Intel Pentium III 1.2GHz 0.13-micron Tualatin: The Celeron of the Future

More than just a die shrink

The 0.13-micron Pentium III has specs that are virtually identical to the 0.18-micron Coppermine based Pentium IIIs.  They both have the same amount of cache (32KB L1, 256KB L2) and run off of the 133MHz FSB.  There are a couple of changes that were made to the Tualatin core that set it apart from the Coppermine it is replacing.

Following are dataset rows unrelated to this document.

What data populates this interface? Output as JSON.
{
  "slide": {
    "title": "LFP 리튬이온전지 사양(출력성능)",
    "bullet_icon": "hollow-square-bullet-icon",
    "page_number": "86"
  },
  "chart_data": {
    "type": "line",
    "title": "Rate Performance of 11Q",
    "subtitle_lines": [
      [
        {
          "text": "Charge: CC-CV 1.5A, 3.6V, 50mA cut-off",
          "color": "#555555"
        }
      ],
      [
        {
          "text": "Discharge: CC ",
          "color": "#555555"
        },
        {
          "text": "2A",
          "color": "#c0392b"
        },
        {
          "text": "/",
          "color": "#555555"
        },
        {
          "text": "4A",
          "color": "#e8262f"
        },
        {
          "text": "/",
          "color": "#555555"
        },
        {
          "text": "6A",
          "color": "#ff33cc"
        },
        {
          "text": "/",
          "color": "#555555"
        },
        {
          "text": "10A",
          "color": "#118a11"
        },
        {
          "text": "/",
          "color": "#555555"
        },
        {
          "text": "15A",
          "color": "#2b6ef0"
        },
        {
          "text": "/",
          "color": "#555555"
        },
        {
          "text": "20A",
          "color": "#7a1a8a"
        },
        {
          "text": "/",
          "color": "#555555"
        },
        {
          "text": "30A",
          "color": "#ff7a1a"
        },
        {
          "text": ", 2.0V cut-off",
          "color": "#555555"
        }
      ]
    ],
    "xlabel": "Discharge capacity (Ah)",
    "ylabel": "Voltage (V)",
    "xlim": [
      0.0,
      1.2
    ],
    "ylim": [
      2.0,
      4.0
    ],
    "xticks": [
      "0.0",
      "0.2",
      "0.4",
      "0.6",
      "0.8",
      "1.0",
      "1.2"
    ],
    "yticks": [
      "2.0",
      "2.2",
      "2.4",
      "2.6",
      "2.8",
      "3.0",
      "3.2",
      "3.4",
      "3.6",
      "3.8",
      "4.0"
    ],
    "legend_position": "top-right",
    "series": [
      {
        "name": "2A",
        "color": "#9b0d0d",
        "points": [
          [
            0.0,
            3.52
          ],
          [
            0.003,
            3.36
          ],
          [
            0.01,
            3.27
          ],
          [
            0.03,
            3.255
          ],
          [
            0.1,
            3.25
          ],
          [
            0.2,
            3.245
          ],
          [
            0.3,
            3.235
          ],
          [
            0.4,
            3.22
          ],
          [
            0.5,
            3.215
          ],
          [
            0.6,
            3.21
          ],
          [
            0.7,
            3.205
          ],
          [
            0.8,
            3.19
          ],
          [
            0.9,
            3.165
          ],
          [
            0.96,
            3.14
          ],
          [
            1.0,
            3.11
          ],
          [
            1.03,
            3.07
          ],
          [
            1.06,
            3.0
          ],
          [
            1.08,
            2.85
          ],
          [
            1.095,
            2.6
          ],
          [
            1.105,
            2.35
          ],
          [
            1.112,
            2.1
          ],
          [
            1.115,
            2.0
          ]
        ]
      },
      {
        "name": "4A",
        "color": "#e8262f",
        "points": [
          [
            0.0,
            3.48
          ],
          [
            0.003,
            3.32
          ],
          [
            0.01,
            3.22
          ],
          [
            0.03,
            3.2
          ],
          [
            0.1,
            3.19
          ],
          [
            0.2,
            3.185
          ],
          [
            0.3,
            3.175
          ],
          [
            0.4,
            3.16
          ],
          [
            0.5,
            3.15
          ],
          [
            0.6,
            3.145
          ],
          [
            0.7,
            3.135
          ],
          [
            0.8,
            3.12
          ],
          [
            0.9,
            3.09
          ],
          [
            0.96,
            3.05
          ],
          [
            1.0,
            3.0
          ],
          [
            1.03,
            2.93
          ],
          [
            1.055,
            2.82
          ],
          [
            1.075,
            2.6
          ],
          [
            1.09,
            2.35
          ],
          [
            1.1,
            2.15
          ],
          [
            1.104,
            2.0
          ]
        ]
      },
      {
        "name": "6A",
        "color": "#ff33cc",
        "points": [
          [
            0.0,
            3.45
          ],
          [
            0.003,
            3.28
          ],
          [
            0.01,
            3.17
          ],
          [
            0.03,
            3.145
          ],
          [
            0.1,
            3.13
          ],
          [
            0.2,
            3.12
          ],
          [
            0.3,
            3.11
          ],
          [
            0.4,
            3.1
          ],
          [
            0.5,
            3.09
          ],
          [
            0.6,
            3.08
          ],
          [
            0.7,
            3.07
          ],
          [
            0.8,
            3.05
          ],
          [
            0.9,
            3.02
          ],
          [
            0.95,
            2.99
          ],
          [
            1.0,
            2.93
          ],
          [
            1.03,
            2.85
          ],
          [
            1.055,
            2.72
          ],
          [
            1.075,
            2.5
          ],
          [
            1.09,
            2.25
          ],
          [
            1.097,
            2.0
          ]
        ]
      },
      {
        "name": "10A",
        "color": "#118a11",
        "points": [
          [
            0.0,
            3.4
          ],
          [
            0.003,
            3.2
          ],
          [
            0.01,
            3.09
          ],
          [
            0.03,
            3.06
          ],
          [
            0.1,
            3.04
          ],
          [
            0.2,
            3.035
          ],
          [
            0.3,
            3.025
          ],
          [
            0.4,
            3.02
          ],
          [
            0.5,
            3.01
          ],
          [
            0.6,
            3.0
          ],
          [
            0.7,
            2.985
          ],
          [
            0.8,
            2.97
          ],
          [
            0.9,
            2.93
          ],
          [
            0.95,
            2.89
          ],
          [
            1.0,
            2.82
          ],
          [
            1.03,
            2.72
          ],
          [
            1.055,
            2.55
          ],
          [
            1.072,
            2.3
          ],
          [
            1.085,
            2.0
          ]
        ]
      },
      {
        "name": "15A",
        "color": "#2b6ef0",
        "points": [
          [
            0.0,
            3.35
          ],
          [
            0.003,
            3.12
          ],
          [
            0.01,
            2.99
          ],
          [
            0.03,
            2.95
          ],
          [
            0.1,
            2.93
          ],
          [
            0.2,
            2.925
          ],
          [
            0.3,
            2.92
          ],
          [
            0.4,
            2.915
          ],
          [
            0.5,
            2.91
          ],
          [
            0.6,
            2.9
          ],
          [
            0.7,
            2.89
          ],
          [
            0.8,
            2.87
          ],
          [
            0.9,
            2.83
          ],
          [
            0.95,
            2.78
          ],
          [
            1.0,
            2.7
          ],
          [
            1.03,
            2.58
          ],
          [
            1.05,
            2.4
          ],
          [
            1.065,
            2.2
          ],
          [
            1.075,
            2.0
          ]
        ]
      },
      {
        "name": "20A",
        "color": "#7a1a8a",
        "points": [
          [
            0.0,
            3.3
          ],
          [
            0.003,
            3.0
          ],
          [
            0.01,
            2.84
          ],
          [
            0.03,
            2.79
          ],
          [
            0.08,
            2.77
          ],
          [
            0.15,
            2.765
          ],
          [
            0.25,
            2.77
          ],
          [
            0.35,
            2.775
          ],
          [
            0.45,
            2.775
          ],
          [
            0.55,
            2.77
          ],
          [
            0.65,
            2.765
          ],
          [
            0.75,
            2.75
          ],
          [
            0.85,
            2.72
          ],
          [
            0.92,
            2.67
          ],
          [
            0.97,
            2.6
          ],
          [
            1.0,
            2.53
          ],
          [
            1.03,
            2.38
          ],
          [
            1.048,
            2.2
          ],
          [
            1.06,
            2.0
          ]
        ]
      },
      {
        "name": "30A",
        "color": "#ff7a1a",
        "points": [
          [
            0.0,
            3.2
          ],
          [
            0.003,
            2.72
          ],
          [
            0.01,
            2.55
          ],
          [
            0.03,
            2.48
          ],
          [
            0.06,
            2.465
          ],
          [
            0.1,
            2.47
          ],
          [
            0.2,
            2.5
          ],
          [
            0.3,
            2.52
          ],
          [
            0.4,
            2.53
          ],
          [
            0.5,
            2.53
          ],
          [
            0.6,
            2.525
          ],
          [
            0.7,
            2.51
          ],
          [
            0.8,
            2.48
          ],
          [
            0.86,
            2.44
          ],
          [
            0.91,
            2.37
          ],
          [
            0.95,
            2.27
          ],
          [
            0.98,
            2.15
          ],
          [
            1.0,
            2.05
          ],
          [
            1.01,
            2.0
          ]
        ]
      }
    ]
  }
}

On the compatibility side, the Tualatin requires a new chipset because of its use of a lower voltage clocking specification.  Since the release of the Pentium Pro, all Intel P6 processors have used Gunning Transceiver Logic+ (GTL+) technology for their FSB.  The GTL+ implementation actually changed slightly from the Pentium Pro to the Pentium II/III, and thus the latter implement what is known as the Assisted Gunning Transceiver Logic+ (AGTL+) bus.  Both of these FSBs use 1.5V signaling; however, the Tualatin uses a lower voltage bus that runs at 1.25V.  More specifically, the Tualatin uses AGTL signaling that unfortunately requires a new chipset with support for 1.25V AGTL signaling instead of 1.5V AGTL+ signaling.  The Tualatin also supports single-ended and differential bus clocking schemes (whereas the Coppermine Pentium III only used single-ended clocking).  It is unclear whether the current 1.13GHz and 1.2GHz Tualatins use single-ended or differential clocking, but the main purpose for using a differential bus clocking scheme is to reduce Electromagnetic Interference (EMI) associated with higher clock speeds.  The Pentium 4 also uses differential clocking. 

Because it is manufactured on a smaller process, the Tualatin requires much less power than the Coppermine core.  The VRM 8.4 specification that was used by the Coppermine unfortunately only provided support for voltages in 0.05V increments using four VID pins (VID0 – VID3).  In order to provide support for smaller voltage steppings, the Tualatin requires a new VRM specification, VRM 8.5 that adds two additional pins: VID25mv and VTT_PWRGD.  The VID25mv pin works in conjunction with the four original VID pins in order to allow for 0.025V voltage increments.  The VTT_PWRGD pin requires a 1.25V input; if either of these two pins isn’t properly connected then the system will not boot.  This means that the Tualatin Pentium IIIs will not work on current motherboards.  We will address motherboard/chipset issues later in the review.

In terms of performance, the Tualatin offers one advantage over the Coppermine core in that it features Data Prefetch Logic (DPL).  The Pentium 4 has a similar feature that Intel simply called Hardware Prefetch.  Data Prefetch Logic looks at data access patterns and uses available FSB bandwidth to “prefetch” data into the processor’s L2 cache.  In the event that the DPL predicts correctly, the CPU can now get to the data that is already in its L2 cache instead of having to wait for it to come from main memory, which is considerably slower.  If DPL incorrectly predicts data there is no performance penalty.  AMD’s Athlon 4 (Palomino) core also offers similar functionality. 

Unfortunately, the Tualatin’s DPL is not as useful as similar functions in the Athlon 4 and Pentium 4 because the Tualatin is still stuck with only a 133MHz FSB.  The 64-bit AGTL FSB is only capable of a peak theoretical maximum of 1.06GB/s of bandwidth, while the Athlon 4 and Pentium 4 have 2.1GB/s and 3.2GB/s of FSB bandwidth, respectively.  The effectiveness of the Tualatin’s DPL is thus reduced because it does not have as much FSB bandwidth, but that also means that at higher overclocked FSB frequencies, the Tualatin will benefit much more than the Coppermine Pentium III did. 

Other than those two changes, the desktop Tualatin-based Pentium III carries an identical feature set to the Coppermine that it’s replacing.